揮手製止了鐵一要射出去的長箭,三兩步來到戰馬跟前,抓住戰馬的繮繩怒道:“滾下來!”
那個野孩子眼見偷戰馬的希望落空,就像猴子一般的站在馬背上,縱身一躍。就要跳上土包逃走。
鐵一的長弓橫擊過來,那個孩子慘叫一聲就像折翼的鳥兒從半空裡掉了下來。
鐵二兇猛地撲了上去,死死的將那個還準備爬走的野孩子按在雪地裡,那個野孩子張嘴就咬在鐵二的盔甲上。
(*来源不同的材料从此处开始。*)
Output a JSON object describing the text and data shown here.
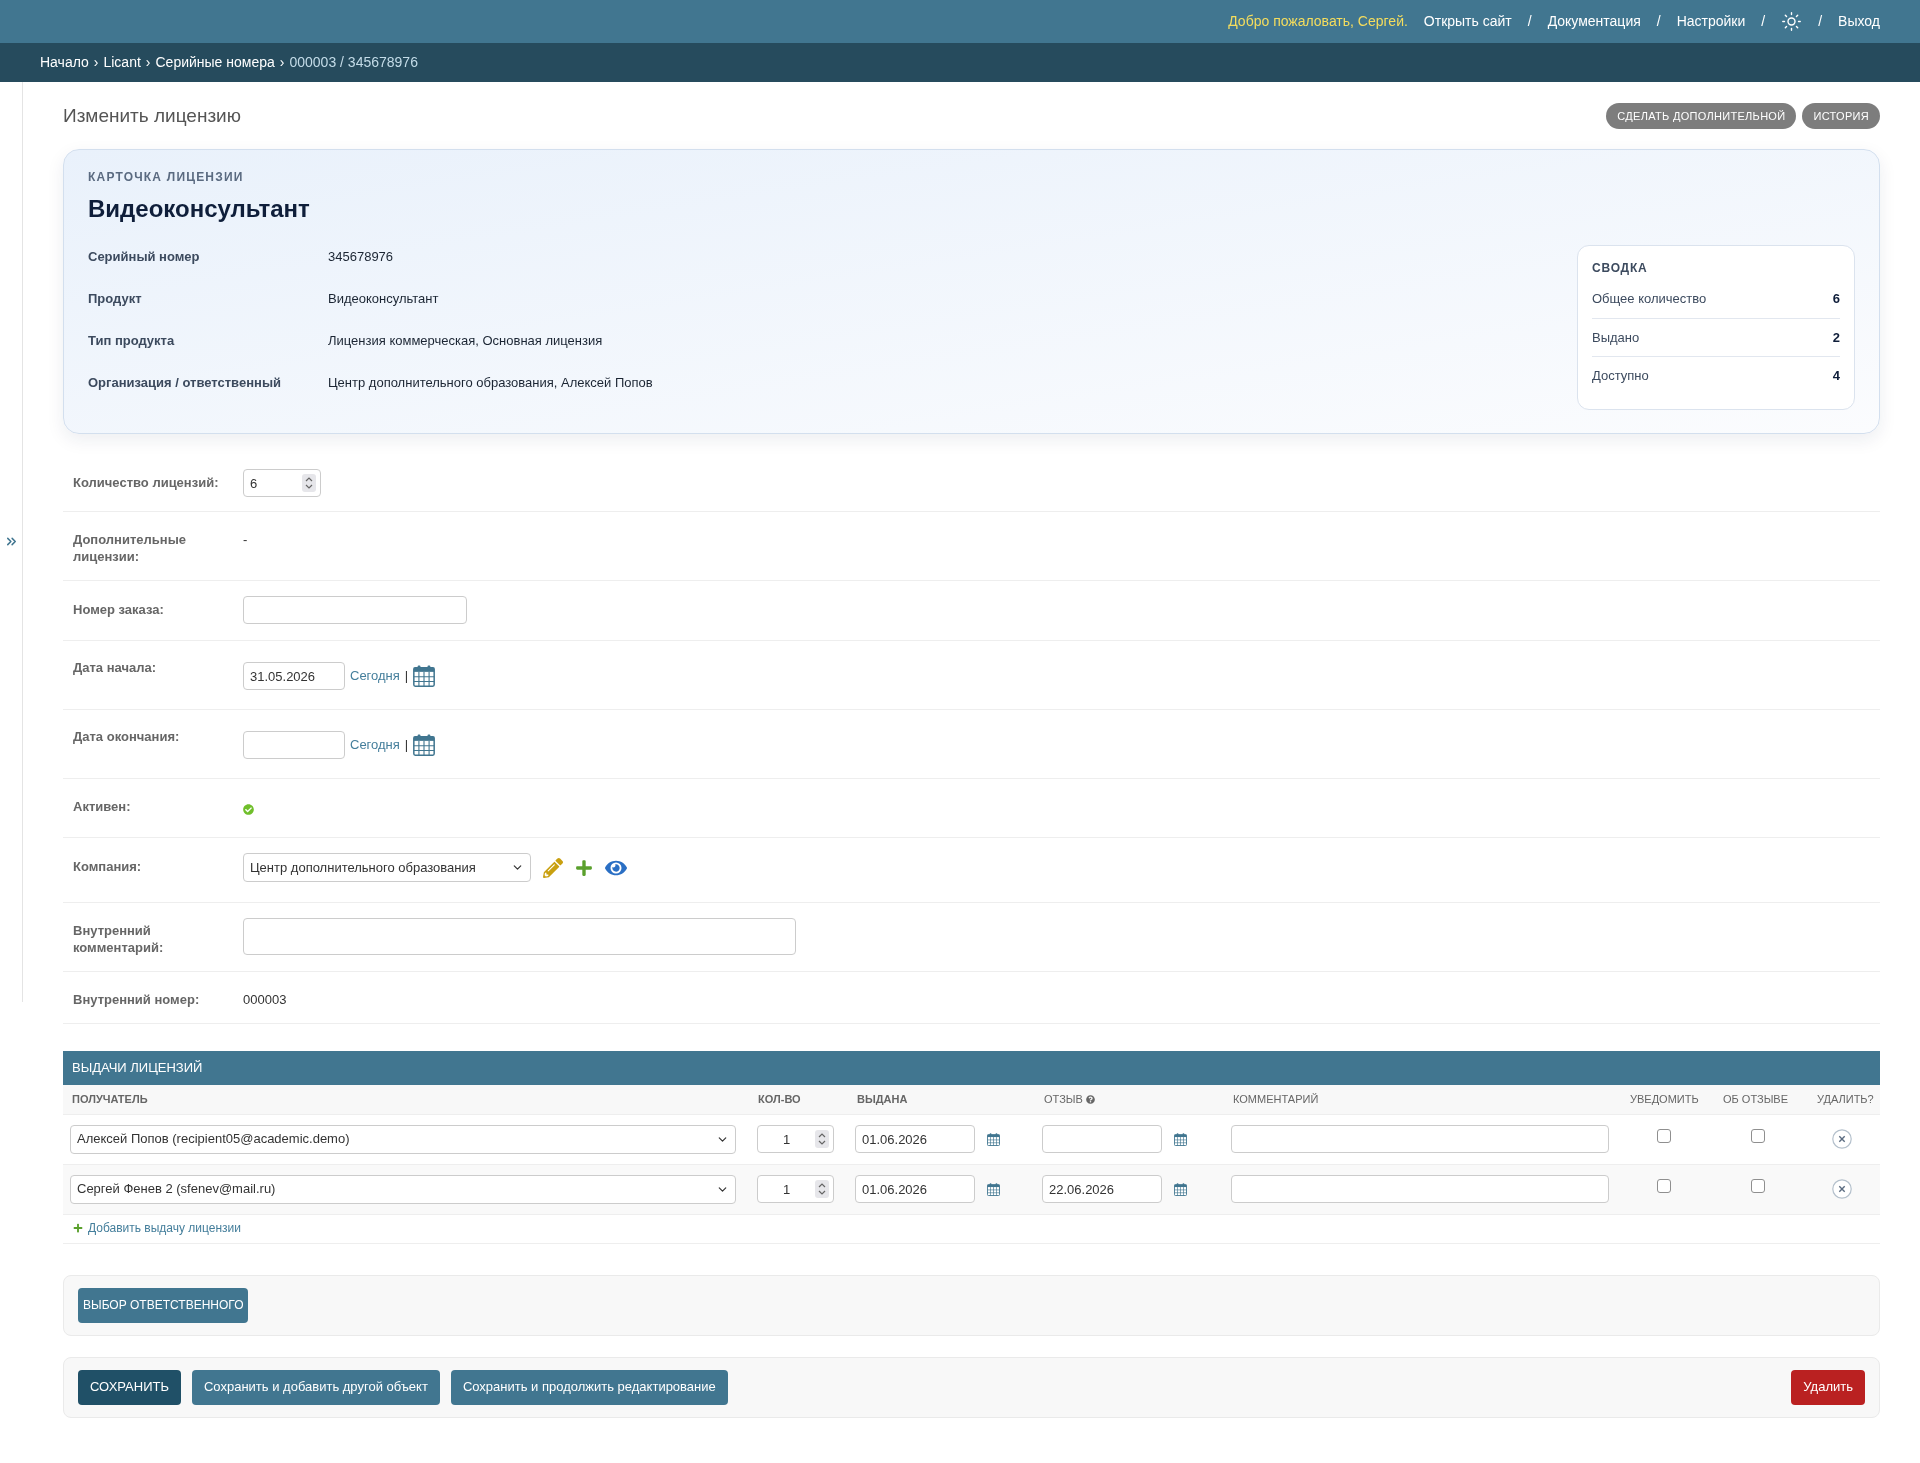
{
  "header": {
    "welcome": "Добро пожаловать, Сергей.",
    "nav": [
      {
        "kind": "link",
        "label": "Открыть сайт"
      },
      {
        "kind": "sep",
        "label": "/"
      },
      {
        "kind": "link",
        "label": "Документация"
      },
      {
        "kind": "sep",
        "label": "/"
      },
      {
        "kind": "link",
        "label": "Настройки"
      },
      {
        "kind": "sep",
        "label": "/"
      },
      {
        "kind": "theme"
      },
      {
        "kind": "sep",
        "label": "/"
      },
      {
        "kind": "link",
        "label": "Выход"
      }
    ]
  },
  "breadcrumbs": [
    {
      "kind": "link",
      "label": "Начало"
    },
    {
      "kind": "sep",
      "label": "›"
    },
    {
      "kind": "link",
      "label": "Licant"
    },
    {
      "kind": "sep",
      "label": "›"
    },
    {
      "kind": "link",
      "label": "Серийные номера"
    },
    {
      "kind": "sep",
      "label": "›"
    },
    {
      "kind": "current",
      "label": "000003 / 345678976"
    }
  ],
  "page_title": "Изменить лицензию",
  "object_tools": [
    "СДЕЛАТЬ ДОПОЛНИТЕЛЬНОЙ",
    "ИСТОРИЯ"
  ],
  "license_card": {
    "eyebrow": "КАРТОЧКА ЛИЦЕНЗИИ",
    "title": "Видеоконсультант",
    "fields": [
      {
        "label": "Серийный номер",
        "value": "345678976"
      },
      {
        "label": "Продукт",
        "value": "Видеоконсультант"
      },
      {
        "label": "Тип продукта",
        "value": "Лицензия коммерческая, Основная лицензия"
      },
      {
        "label": "Организация / ответственный",
        "value": "Центр дополнительного образования, Алексей Попов"
      }
    ],
    "summary": {
      "title": "СВОДКА",
      "rows": [
        {
          "label": "Общее количество",
          "value": "6"
        },
        {
          "label": "Выдано",
          "value": "2"
        },
        {
          "label": "Доступно",
          "value": "4"
        }
      ]
    }
  },
  "form": {
    "rows": [
      {
        "kind": "number",
        "label": "Количество лицензий:",
        "value": "6"
      },
      {
        "kind": "readonly",
        "label": "Дополнительные лицензии:",
        "value": "-"
      },
      {
        "kind": "input",
        "label": "Номер заказа:"
      },
      {
        "kind": "date",
        "label": "Дата начала:",
        "value": "31.05.2026",
        "today": "Сегодня",
        "separator": "|"
      },
      {
        "kind": "date",
        "label": "Дата окончания:",
        "today": "Сегодня",
        "separator": "|"
      },
      {
        "kind": "boolean",
        "label": "Активен:",
        "on": true
      },
      {
        "kind": "select",
        "label": "Компания:",
        "value": "Центр дополнительного образования"
      },
      {
        "kind": "textarea",
        "label": "Внутренний комментарий:"
      },
      {
        "kind": "readonly",
        "label": "Внутренний номер:",
        "value": "000003"
      }
    ]
  },
  "inline": {
    "title": "ВЫДАЧИ ЛИЦЕНЗИЙ",
    "columns": [
      {
        "label": "ПОЛУЧАТЕЛЬ",
        "required": true,
        "help": false
      },
      {
        "label": "КОЛ-ВО",
        "required": true,
        "help": false
      },
      {
        "label": "ВЫДАНА",
        "required": true,
        "help": false
      },
      {
        "label": "ОТЗЫВ",
        "required": false,
        "help": true
      },
      {
        "label": "КОММЕНТАРИЙ",
        "required": false,
        "help": false
      },
      {
        "label": "УВЕДОМИТЬ",
        "required": false,
        "help": false
      },
      {
        "label": "ОБ ОТЗЫВЕ",
        "required": false,
        "help": false
      },
      {
        "label": "УДАЛИТЬ?",
        "required": false,
        "help": false
      }
    ],
    "rows": [
      {
        "recipient": "Алексей Попов (recipient05@academic.demo)",
        "quantity": "1",
        "issued": "01.06.2026",
        "notify": false,
        "notify_revoke": false
      },
      {
        "recipient": "Сергей Фенев 2 (sfenev@mail.ru)",
        "quantity": "1",
        "issued": "01.06.2026",
        "revoked": "22.06.2026",
        "notify": false,
        "notify_revoke": false
      }
    ],
    "add_link": "Добавить выдачу лицензии"
  },
  "responsible_button": "ВЫБОР ОТВЕТСТВЕННОГО",
  "submit_row": [
    {
      "kind": "primary",
      "label": "СОХРАНИТЬ"
    },
    {
      "kind": "default",
      "label": "Сохранить и добавить другой объект"
    },
    {
      "kind": "default",
      "label": "Сохранить и продолжить редактирование"
    },
    {
      "kind": "danger",
      "label": "Удалить"
    }
  ]
}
咯吱咯吱的聲音鐵心源聽着牙齒都發酸。
被鐵二用繩子捆起來的野孩子腦袋杵在雪地上,發出狼一樣的嚎叫,而不是鐵心源預料中的哭泣。
許東昇罵罵咧咧的走了過來,鐵心源示意鐵二把那個野孩子丟進自己睡覺的洞裡,免得被馬上就要走過來的許東昇給一錘子敲死。
許東昇看到高坡下面亂七八糟的屍體。來到鐵一重新點燃的篝火前面,將自己的大腳放在火堆邊上烘烤。
直到這時候,鐵心源才發現這傢伙迎戰迎的太匆忙,連鞋子都沒有來得及穿上。
他上前把許東昇的腳丫子扒拉開,跪在地上捧起一捧雪用力的揉搓許東昇的腳丫子。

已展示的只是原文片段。